A. George is an editorial page writer
t began with Democratic National Committee Chairman Ed Rendell's initial comments over the weekend that Lieberman would be a "slam dunk" vice-presidential pick if he were Episcopalian. Rendell added, "I'm not sure that the people who would vote against us because Joe is Jewish aren't going to vote against us anyway." Spreading with a speed that seemed like it was put together by Democratic talking points, this theme was picked up by the Sunday talk shows as Steve Roberts (who is Jewish) said the same thing on CNN's Late Edition. George Stephanopoulos, on ABC's This Week, concurred.
On Monday, Alan Elsner of Reuters quoted Washington Jewish Week columnist Douglas Bloomfield: "It's a fascinating decision. There are no doubt those who would not vote for a Jew for vice president but they were already all committed to opposing Gore in any case.''
These observations speak to the basic bias talking heads have against Republicans. It doesn't enter their thought process that there might very well be otherwise loyal Democrats who might have serious problems with someone Jewish on the presidential ticket. Instead, the insinuation is that someone anti-Semitic is likely to vote for George W. Bush. In other words, anti-Jewish bigotry has a home in the Republican party, and not amongst Democrats.
Which presidential candidate running in 1984 referred to New York City as "Hymietown" while accepting protection from Louis Farrakhan's Nation of Islam members? Hint: It wasn't Republican Ronald Reagan. Which current candidate for the Senate in New York state allegedly called an aide a "f**ing Jew b*****d" many years ago? Hint: It wasn't Republican Rick Lazio. Now, no one is saying that because Jesse Jackson said certain comments or Hillary Clinton possibly uttered a slur, that they are therefore anti-Semitic. But the question could certainly be noted.

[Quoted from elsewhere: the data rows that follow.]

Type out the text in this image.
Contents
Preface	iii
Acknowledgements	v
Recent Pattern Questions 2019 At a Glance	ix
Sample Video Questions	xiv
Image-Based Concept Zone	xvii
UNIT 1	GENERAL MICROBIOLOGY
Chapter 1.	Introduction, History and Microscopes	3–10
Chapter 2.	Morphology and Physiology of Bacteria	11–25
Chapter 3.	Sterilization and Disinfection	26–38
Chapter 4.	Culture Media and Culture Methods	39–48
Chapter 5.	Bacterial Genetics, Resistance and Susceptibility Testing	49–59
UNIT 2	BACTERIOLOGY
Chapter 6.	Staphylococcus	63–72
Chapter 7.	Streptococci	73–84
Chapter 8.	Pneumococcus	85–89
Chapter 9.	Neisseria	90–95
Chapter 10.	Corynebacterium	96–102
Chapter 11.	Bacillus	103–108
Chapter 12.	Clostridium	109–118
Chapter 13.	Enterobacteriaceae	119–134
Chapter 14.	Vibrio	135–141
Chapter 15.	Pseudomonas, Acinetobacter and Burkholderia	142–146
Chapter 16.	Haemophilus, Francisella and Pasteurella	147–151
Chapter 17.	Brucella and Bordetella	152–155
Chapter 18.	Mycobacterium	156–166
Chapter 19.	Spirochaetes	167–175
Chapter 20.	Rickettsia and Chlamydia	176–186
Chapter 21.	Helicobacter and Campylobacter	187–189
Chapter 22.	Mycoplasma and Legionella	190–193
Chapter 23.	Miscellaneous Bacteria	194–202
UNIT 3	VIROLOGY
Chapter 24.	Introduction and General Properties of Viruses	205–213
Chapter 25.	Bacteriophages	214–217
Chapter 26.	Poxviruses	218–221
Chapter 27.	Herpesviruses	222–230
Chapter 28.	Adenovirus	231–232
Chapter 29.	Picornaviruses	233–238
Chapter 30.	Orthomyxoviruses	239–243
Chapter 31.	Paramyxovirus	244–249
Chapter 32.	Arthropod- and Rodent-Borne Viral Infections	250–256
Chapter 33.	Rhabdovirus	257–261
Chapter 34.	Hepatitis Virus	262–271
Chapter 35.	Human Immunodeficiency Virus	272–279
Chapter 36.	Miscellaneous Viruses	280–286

Besides, who are we supposed to look at in the Republican party that is likely to be anti-Semitic? The one who might come closest to fitting that description is Pat Buchanan and he's not a Republican anymore. Now, it is true that, as the probable Reform party candidate, Pat's not going to be voting for Al Gore, but he certainly looked like he was adopting Gore's wardrobe when he did his Sunday talk-show blitzkrieg (uh, possibly an unfortunate choice of words) wearing a killer earth-tone suit (insert favorite brown-shirt joke here).
Further, it goes without saying that Jesse and Hillary are likely going to be voting for Al Gore, regardless. Let's go back to 1988 (Democrats love citing 1988, noting that Vice President Bush overcame a 17-point deficit to beat Michael Dukakis): Then-mayor Ed Koch endorsed Al Gore in the Democratic primary and told Jews that they would have to be "crazy" to vote for Jesse Jackson after the "Hymietown" comment of four years ago. As it happened, Jackson came in second and Gore third.
The acrimony between the two candidates allowed Dukakis to take the primary. But more than that, it pushed to the fore tensions that had been bubbling under the surface of the black and Jewish communities for years. Those tensions have erupted at various times in New York in the time since then, most horribly during the Crown Heights riots of 1991 and the Freddy's Fashion Mart protests and subsequent fire of 1995. The person in the middle of both of those incidents was the Rev. Al Sharpton. Sharpton, as Jay Nordlinger reported in National Review Offline, has labeled Hasidim "diamond dealers" and called the Jewish owner of Freddy's "a white interloper" as he led protesters who yelled about "bloodsucking Jews."
Let's be clear, this is not to say that the Democrats are the party of anti-Semitism, but it is a fact that there have been many anti-Semitic remarks coming from the only voting bloc more loyal to Democrats than Jews: African-Americans. Is putting Lieberman on the ticket likely to turn black voters away from Gore? Probably not. But considering the serious courting of minority voters that Bush has initiated, who can say for sure?
Meanwhile, there's another wild card in this for the more politically correct Democrats to keep in mind. The liberal TomPaine.com has been running a series lately exposing the "racism" and "bigotry" of shock-jock Don Imus's morning radio show. The racism is debatable, but the puerile below-the-belt humor can't be denied. Lieberman is a regular caller to the show which is somewhat surprising, considering how much he has worked with Bill Bennett to condemn the "polluting" of the culture. Tom Paine.com quotes Massachusetts Democrat Barney Frank as being offended by the "degrading" comments: "I'm disappointed that the people who go on the show treat Imus like a friend. They're wrong not to confront him." Will Barney Frank confront Lieberman about not confronting Imus? Black columnist Clarence Page had been a semi-regular on the show, but has held back in recent months over the racism controversy.
Black voters have other options. Many could feel Lieberman's religion aside that a choice between a "New" Republican ticket (subtext: not as blatantly racist as in the past) and a "New" Democrat ticket (subtext: almost indistinguishable from Republicans) is not a choice worth making. They could sit out the election.
Which would likely rebound to the good fortune of Mr. Bush.